Le futur chef de l’APLS John Garang a vite entendu parler de ce jeune éloquent. Garang, fervent marxiste dinka, avait vécu dans la misère. Remarqué pour son intelligence, il avait été sélectionné pour intégrer un lycée de Tanzanie, où le Rwandais Paul Kagame et l’Ougandais Yoweri Museveni apprenaient eux aussi à devenir de futurs chefs d’État.
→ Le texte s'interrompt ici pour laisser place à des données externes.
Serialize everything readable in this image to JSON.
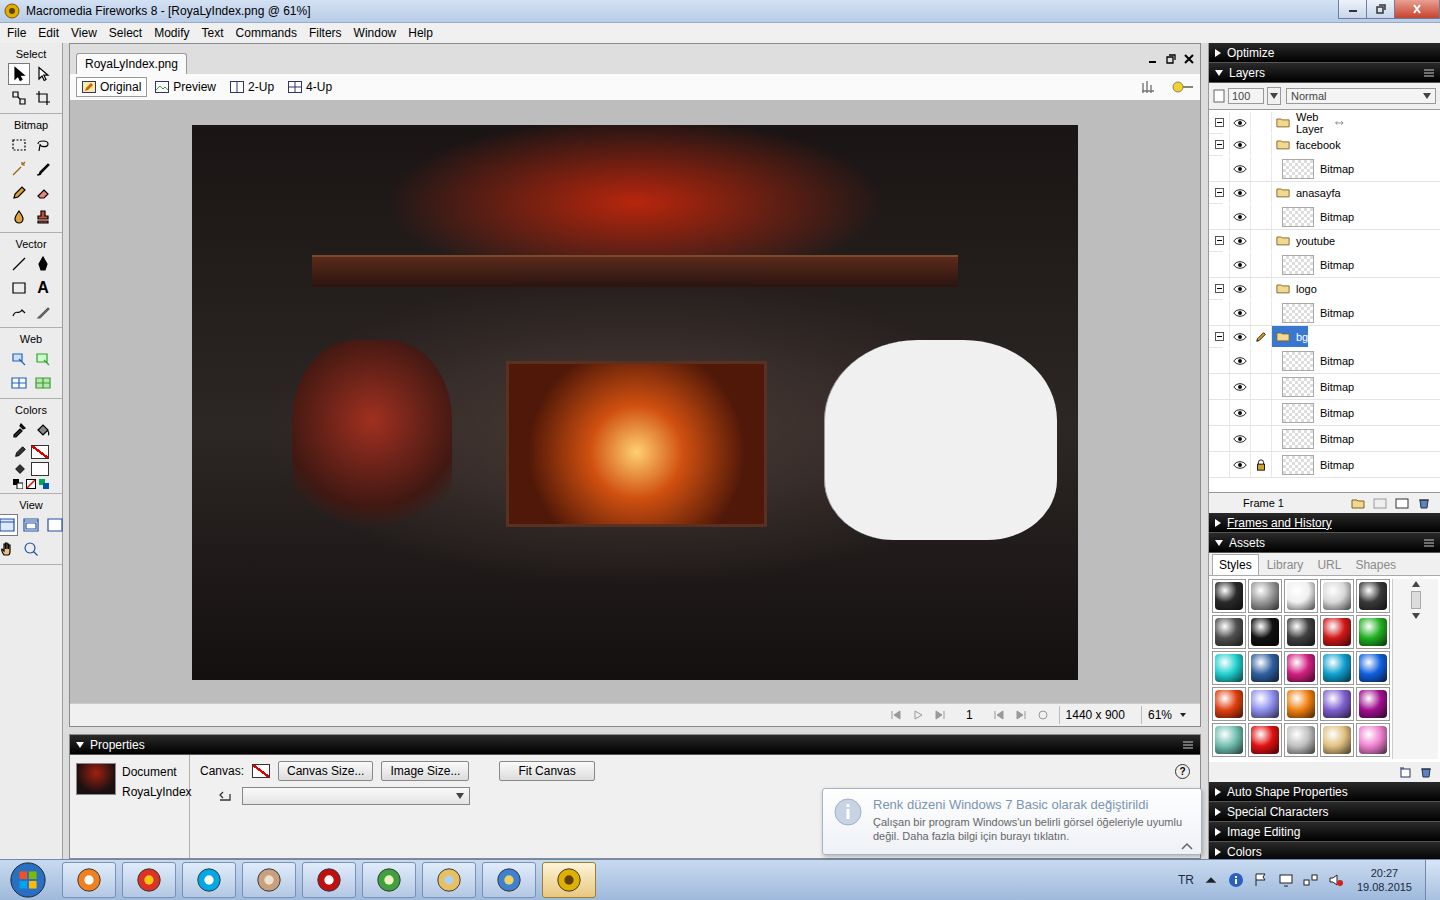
{
  "window": {
    "title": "Macromedia Fireworks 8 - [RoyaLyIndex.png @ 61%]"
  },
  "menu": [
    "File",
    "Edit",
    "View",
    "Select",
    "Modify",
    "Text",
    "Commands",
    "Filters",
    "Window",
    "Help"
  ],
  "toolbar": [
    {
      "label": "Select",
      "tools": [
        {
          "selected": true
        },
        {
          "selected": false
        },
        {
          "selected": false
        },
        {
          "selected": false
        }
      ]
    },
    {
      "label": "Bitmap",
      "tools": [
        {
          "selected": false
        },
        {
          "selected": false
        },
        {
          "selected": false
        },
        {
          "selected": false
        },
        {
          "selected": false
        },
        {
          "selected": false
        },
        {
          "selected": false
        },
        {
          "selected": false
        }
      ]
    },
    {
      "label": "Vector",
      "tools": [
        {
          "selected": false
        },
        {
          "selected": false
        },
        {
          "selected": false
        },
        {
          "selected": false,
          "glyph": "A"
        },
        {
          "selected": false
        },
        {
          "selected": false
        }
      ]
    },
    {
      "label": "Web",
      "tools": [
        {
          "selected": false
        },
        {
          "selected": false
        },
        {
          "selected": false
        },
        {
          "selected": false
        }
      ]
    },
    {
      "label": "Colors",
      "tools": [
        {
          "selected": false
        },
        {
          "selected": false
        }
      ],
      "stroke_none": true,
      "fill": "#ffffff"
    },
    {
      "label": "View",
      "tools": [
        {
          "selected": true
        },
        {
          "selected": false
        },
        {
          "selected": false
        },
        {
          "selected": false
        },
        {
          "selected": false
        }
      ]
    }
  ],
  "document": {
    "tab": "RoyaLyIndex.png",
    "views": [
      {
        "label": "Original",
        "selected": true
      },
      {
        "label": "Preview",
        "selected": false
      },
      {
        "label": "2-Up",
        "selected": false
      },
      {
        "label": "4-Up",
        "selected": false
      }
    ],
    "frame": "1",
    "size": "1440 x 900",
    "zoom": "61%"
  },
  "properties": {
    "header": "Properties",
    "type": "Document",
    "name": "RoyaLyIndex",
    "canvas_label": "Canvas:",
    "buttons": [
      "Canvas Size...",
      "Image Size...",
      "Fit Canvas"
    ],
    "help": "?"
  },
  "optimize": {
    "label": "Optimize",
    "expanded": false
  },
  "layers": {
    "label": "Layers",
    "expanded": true,
    "opacity": "100",
    "blend": "Normal",
    "frame": "Frame 1",
    "items": [
      {
        "name": "Web Layer",
        "kind": "folder",
        "expanded": true,
        "visible": true,
        "selected": false,
        "locked": false,
        "editing": false
      },
      {
        "name": "facebook",
        "kind": "folder",
        "expanded": true,
        "visible": true,
        "selected": false,
        "locked": false,
        "editing": false
      },
      {
        "name": "Bitmap",
        "kind": "object",
        "expanded": false,
        "visible": true,
        "selected": false,
        "locked": false,
        "editing": false
      },
      {
        "name": "anasayfa",
        "kind": "folder",
        "expanded": true,
        "visible": true,
        "selected": false,
        "locked": false,
        "editing": false
      },
      {
        "name": "Bitmap",
        "kind": "object",
        "expanded": false,
        "visible": true,
        "selected": false,
        "locked": false,
        "editing": false
      },
      {
        "name": "youtube",
        "kind": "folder",
        "expanded": true,
        "visible": true,
        "selected": false,
        "locked": false,
        "editing": false
      },
      {
        "name": "Bitmap",
        "kind": "object",
        "expanded": false,
        "visible": true,
        "selected": false,
        "locked": false,
        "editing": false
      },
      {
        "name": "logo",
        "kind": "folder",
        "expanded": true,
        "visible": true,
        "selected": false,
        "locked": false,
        "editing": false
      },
      {
        "name": "Bitmap",
        "kind": "object",
        "expanded": false,
        "visible": true,
        "selected": false,
        "locked": false,
        "editing": false
      },
      {
        "name": "bg",
        "kind": "folder",
        "expanded": true,
        "visible": true,
        "selected": true,
        "locked": false,
        "editing": true
      },
      {
        "name": "Bitmap",
        "kind": "object",
        "expanded": false,
        "visible": true,
        "selected": false,
        "locked": false,
        "editing": false
      },
      {
        "name": "Bitmap",
        "kind": "object",
        "expanded": false,
        "visible": true,
        "selected": false,
        "locked": false,
        "editing": false
      },
      {
        "name": "Bitmap",
        "kind": "object",
        "expanded": false,
        "visible": true,
        "selected": false,
        "locked": false,
        "editing": false
      },
      {
        "name": "Bitmap",
        "kind": "object",
        "expanded": false,
        "visible": true,
        "selected": false,
        "locked": false,
        "editing": false
      },
      {
        "name": "Bitmap",
        "kind": "object",
        "expanded": false,
        "visible": true,
        "selected": false,
        "locked": true,
        "editing": false
      }
    ]
  },
  "frames_history": {
    "label": "Frames and History",
    "expanded": false
  },
  "assets": {
    "label": "Assets",
    "expanded": true,
    "tabs": [
      {
        "label": "Styles",
        "selected": true
      },
      {
        "label": "Library",
        "selected": false
      },
      {
        "label": "URL",
        "selected": false
      },
      {
        "label": "Shapes",
        "selected": false
      }
    ],
    "styles": [
      {
        "color": "#2a2a2a"
      },
      {
        "color": "#9a9a9a"
      },
      {
        "color": "#f0f0f0"
      },
      {
        "color": "#d8d8d8"
      },
      {
        "color": "#3a3a3a"
      },
      {
        "color": "#505050"
      },
      {
        "color": "#111111"
      },
      {
        "color": "#404040"
      },
      {
        "color": "#d01818"
      },
      {
        "color": "#20b020"
      },
      {
        "color": "#20d0d0"
      },
      {
        "color": "#3060a0"
      },
      {
        "color": "#d02080"
      },
      {
        "color": "#10a0d0"
      },
      {
        "color": "#1060e0"
      },
      {
        "color": "#e04010"
      },
      {
        "color": "#9090f0"
      },
      {
        "color": "#f08010"
      },
      {
        "color": "#8060d0"
      },
      {
        "color": "#a01090"
      },
      {
        "color": "#70c0b0"
      },
      {
        "color": "#e01010"
      },
      {
        "color": "#c0c0c0"
      },
      {
        "color": "#e0c080"
      },
      {
        "color": "#f080d0"
      }
    ]
  },
  "bottom_panels": [
    {
      "label": "Auto Shape Properties",
      "expanded": false
    },
    {
      "label": "Special Characters",
      "expanded": false
    },
    {
      "label": "Image Editing",
      "expanded": false
    },
    {
      "label": "Colors",
      "expanded": false
    }
  ],
  "notification": {
    "title": "Renk düzeni Windows 7 Basic olarak değiştirildi",
    "body": "Çalışan bir program Windows'un belirli görsel öğeleriyle uyumlu değil. Daha fazla bilgi için burayı tıklatın."
  },
  "taskbar": {
    "apps": [
      {
        "selected": false
      },
      {
        "selected": false
      },
      {
        "selected": false
      },
      {
        "selected": false
      },
      {
        "selected": false
      },
      {
        "selected": false
      },
      {
        "selected": false
      },
      {
        "selected": false
      },
      {
        "selected": true
      }
    ],
    "language": "TR",
    "time": "20:27",
    "date": "19.08.2015"
  }
}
Par la suite titulaire d’une bourse de l’université de Grinnel, dans l’Iowa, il rentra au Soudan pour se joindre aux rebelles de l’Anyanya. En 1970, il fut envoyé en Israël pour y suivre un entraînement militaire. Après le traité de paix de 1972, il fut sélectionné pour intégrer l’École militaire des Amériques de Fort Benning, en Géorgie, centre d’entraînement controversé et communément appelé « l’école des assassins » à cause de son réputé programme de lutte anti-insurrection. Il a ensuite gravi les échelons de l’armée soudanaise jusqu’au 16 mai 1983, lorsque ses supérieurs l’ont envoyé mater la mutinerie d’une garnison près de Bor, sa ville natale. Mais plutôt que de se plier aux ordres de Khartoum, Garang a rejoint les rebelles, créant l’Armée populaire de libération du Soudan (APLS) et déclenchant au passage la deuxième guerre civile du pays.

Machar aussi a réussi sa vie après l’université. Tandis que son pays sombrait dans le chaos, il intégrait une grande école prestigieuse du Nord de l’Angleterre. C’est là qu’il a séduit l’une des filles les plus brillantes de sa région d’origine : Angelina Teny. Le père de celle-ci a tenu à ce que sa fille se marie à l’église et a également demandé à Machar de s’acquitter de la dot traditionnelle de cinquante vaches. Il avait une autre exigence : qu’Angelina soit l’unique femme de Machar. Ces jeunes gens élevés à l’occidentale se sont mariés en 1981. En 1984, Machar obtenait son doctorat en planification stratégique à l’université britannique de Bradford. Contraint de choisir entre trouver un travail ou rejoindre la révolution, Machar a opté pour l’APLS et s’en est allé diriger les bureaux de l’organisation à Addis-Abeba, en Éthiopie.

Riek Machar avait décidé de sauver le Sud-Soudan.